C’est ainsi que le Canada anglais, jusqu’à présent réfractaire à toute critique en public de l’immigration massive, doit revoir ses dogmes. Il s’agit de lire les éditoriaux des journaux de Toronto, Winnipeg, Montréal et Calgary pour se rendre compte que l’opinion sur l’immigration massive a changé radicalement. Même le très libéral Globe and Mail critique ouvertement la politique du gouvernement qui a augmenté drastiquement le prix du logement.

Un consensus sur une question au Canada est rare, pour des raisons historiques. Les Québécois sont reconnus pour être mal à l’aise face à l’immigration massive, car celle-ci fut utilisée trop souvent dans l’histoire pour tenter d’assimiler les Québécois. Nous nous souvenons tous des propos de Lord Durham dans son célèbre rapport suite à la rébellion des patriotes. Jusqu’à récemment, le Canada anglais ne pouvait officiellement qu’être en faveur de l’immigration massive, car c’était une façon de se distinguer des Québécois « intolérants ».

Mais voilà que les conditions matérielles ont changé. Même les libéraux sont obligés de mettre (un peu) d’eau dans leur vin en exigeant le double du montant que les étudiants étrangers doivent prouver qu’ils ont sur leur compte de banque avant de venir ici. Les libéraux reconnaissent également du bout des lèvres que des abus ont eu lieu avec les faux collèges dans des tours à bureaux anonymes offrant des diplômes bidons aux étudiants indiens pour qu’ils puissent obtenir plus facilement la résidence permanente.

Critiquer l’immigration massive, ce n’est pas critiquer les individus. Ceux-ci sont des humains qui tentent d’améliorer leur vie et qui cherchent des opportunités pour le faire. La politique des libéraux, d’en prendre environ un million par année, est tout sauf raisonnable et humaine. Les travailleurs temporaires sont exploités dans des contrats fermés, à travailler dans des secteurs qui devraient tout bonnement disparaître à défaut d’offrir de meilleures conditions. Abattoirs, restaurants rapides, « shops » infernales aux conditions dangereuses. Le patronat devrait penser à investir dans la robotique, l’intelligence artificielle et dans la qualité de ses travailleurs au lieu de toujours aller chercher des gens prêts à faire ces emplois ingrats au salaire minimum.

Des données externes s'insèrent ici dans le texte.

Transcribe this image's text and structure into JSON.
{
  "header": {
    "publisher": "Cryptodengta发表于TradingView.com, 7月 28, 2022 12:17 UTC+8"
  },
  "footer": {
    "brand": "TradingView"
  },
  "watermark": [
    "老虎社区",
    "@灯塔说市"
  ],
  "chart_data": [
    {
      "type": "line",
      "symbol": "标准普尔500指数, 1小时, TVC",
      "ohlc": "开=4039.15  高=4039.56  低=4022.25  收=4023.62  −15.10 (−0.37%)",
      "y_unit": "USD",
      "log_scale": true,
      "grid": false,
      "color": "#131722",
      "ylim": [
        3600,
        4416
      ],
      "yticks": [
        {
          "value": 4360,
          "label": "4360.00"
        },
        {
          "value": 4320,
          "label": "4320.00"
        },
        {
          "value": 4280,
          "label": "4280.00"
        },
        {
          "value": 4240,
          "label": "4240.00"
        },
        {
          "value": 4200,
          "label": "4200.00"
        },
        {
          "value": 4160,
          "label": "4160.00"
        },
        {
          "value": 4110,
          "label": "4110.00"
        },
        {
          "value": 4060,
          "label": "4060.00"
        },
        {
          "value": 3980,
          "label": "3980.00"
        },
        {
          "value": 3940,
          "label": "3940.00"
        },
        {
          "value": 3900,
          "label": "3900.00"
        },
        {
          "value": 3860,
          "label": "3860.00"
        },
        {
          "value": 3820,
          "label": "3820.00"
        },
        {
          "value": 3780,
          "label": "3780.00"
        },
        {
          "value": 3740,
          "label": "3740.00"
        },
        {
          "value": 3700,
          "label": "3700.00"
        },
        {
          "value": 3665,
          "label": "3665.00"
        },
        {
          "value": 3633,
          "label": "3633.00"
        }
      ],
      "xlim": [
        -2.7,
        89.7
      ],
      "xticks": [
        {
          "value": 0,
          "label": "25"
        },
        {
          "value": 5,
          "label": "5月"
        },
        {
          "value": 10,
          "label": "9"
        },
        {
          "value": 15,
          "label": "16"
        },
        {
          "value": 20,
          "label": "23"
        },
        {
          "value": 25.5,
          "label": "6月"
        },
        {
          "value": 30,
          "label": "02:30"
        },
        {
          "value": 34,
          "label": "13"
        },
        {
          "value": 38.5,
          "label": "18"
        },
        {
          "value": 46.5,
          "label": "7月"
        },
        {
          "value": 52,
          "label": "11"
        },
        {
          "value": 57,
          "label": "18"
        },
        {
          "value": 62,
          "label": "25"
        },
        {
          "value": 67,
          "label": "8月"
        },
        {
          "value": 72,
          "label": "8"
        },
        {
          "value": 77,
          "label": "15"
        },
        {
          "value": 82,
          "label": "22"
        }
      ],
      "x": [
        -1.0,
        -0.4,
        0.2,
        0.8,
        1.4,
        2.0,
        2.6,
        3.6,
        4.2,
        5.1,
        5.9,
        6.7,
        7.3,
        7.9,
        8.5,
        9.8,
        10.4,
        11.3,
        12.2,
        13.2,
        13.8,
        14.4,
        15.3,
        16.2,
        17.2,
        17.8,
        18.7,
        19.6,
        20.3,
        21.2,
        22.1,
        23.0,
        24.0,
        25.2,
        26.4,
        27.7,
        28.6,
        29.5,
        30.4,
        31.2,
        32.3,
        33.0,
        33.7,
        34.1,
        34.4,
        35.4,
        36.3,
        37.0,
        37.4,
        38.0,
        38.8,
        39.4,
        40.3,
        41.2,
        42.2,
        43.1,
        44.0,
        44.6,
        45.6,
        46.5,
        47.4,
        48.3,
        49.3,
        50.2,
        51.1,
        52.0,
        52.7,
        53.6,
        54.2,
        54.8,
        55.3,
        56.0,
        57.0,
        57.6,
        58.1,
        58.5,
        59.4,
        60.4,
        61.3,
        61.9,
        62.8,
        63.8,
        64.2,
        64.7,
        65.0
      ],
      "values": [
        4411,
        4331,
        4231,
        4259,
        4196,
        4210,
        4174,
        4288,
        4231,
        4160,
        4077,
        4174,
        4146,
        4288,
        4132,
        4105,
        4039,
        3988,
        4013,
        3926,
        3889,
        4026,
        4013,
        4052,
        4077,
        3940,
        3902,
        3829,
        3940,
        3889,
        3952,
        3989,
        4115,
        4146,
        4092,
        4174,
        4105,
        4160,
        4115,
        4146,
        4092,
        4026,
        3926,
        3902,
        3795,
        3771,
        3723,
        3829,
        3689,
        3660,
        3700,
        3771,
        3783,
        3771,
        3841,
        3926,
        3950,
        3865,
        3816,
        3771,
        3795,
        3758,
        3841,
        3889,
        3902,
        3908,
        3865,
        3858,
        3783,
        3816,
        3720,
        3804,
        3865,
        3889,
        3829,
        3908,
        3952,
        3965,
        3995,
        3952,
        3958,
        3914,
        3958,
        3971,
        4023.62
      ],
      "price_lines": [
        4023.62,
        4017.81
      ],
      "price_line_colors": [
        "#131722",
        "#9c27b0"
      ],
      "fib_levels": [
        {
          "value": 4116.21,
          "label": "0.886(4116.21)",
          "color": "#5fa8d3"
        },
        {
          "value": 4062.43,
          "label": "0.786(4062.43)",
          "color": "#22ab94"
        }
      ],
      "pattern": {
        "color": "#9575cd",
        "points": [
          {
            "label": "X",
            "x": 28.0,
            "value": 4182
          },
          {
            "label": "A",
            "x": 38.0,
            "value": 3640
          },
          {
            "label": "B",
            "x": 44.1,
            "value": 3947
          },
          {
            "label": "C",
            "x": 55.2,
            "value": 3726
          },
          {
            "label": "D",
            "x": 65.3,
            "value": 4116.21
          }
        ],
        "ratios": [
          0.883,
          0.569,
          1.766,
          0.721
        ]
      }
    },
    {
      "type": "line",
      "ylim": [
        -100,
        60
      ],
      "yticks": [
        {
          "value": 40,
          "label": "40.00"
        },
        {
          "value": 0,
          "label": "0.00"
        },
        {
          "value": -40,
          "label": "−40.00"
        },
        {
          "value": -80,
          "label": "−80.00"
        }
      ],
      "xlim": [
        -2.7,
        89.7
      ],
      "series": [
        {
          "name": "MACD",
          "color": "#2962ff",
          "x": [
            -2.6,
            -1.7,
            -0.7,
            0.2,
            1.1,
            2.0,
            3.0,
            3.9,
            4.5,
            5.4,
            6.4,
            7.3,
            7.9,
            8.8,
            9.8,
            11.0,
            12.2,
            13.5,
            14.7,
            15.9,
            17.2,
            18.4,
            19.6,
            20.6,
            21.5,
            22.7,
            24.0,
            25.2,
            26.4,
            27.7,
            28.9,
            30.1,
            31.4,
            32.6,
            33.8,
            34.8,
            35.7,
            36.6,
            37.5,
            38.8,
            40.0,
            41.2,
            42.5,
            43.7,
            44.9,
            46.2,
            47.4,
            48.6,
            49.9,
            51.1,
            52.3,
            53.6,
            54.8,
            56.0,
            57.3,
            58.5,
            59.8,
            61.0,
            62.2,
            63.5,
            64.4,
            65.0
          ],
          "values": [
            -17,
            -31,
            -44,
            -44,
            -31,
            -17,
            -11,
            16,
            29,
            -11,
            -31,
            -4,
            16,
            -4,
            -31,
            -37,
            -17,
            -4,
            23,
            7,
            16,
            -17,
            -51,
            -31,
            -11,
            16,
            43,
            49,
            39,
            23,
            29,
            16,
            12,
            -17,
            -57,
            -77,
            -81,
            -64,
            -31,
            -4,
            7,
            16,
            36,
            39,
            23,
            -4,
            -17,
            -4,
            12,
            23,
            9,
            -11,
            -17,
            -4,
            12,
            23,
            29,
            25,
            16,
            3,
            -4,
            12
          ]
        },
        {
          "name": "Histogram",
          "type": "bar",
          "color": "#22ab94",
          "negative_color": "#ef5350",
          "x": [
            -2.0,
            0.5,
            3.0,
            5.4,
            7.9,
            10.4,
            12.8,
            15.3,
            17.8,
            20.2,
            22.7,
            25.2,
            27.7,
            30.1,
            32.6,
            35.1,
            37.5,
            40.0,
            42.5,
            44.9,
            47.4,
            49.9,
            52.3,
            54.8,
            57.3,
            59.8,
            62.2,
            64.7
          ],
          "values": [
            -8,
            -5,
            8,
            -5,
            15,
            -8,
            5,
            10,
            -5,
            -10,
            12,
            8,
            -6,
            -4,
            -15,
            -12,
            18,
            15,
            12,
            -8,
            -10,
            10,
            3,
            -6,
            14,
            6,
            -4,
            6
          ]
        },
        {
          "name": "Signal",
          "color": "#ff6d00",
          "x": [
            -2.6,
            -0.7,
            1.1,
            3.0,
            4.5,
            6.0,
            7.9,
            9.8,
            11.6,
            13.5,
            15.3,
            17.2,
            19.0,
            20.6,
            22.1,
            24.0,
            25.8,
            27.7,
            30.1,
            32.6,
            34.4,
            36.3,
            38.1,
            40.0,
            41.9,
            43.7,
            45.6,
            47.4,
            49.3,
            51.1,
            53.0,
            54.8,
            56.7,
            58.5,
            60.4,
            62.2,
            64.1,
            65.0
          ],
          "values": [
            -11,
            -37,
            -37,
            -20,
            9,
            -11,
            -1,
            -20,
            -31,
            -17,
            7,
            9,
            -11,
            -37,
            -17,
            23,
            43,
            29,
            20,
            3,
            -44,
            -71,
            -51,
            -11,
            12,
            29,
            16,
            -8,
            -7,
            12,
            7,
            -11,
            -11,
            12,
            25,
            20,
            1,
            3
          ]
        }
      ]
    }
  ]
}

Quant aux autres qui sont des résidents permanents, ils sont soumis comme n’importe qui aux aléas de la crise du logement, de l’inflation. L’emploi est de plus en plus difficile à trouver. Et rien n’indique qu’avec le déluge qui s’en vient avec l’intelligence artificielle, le chômage n’augmentera pas en flèche, même dans les emplois que l’on pensait protégés. Les Québécois comme les Canadiens font bien de mettre de la pression sur nos gouvernements pour que l’on ait moins d’immigrants, et surtout que ceux-ci ne sont pas là simplement pour combler de mauvais emplois. Car nous en payions tous le prix, que l’on soit Québécois, Canadien, autochtone ou un immigrant arrivé ici depuis peu.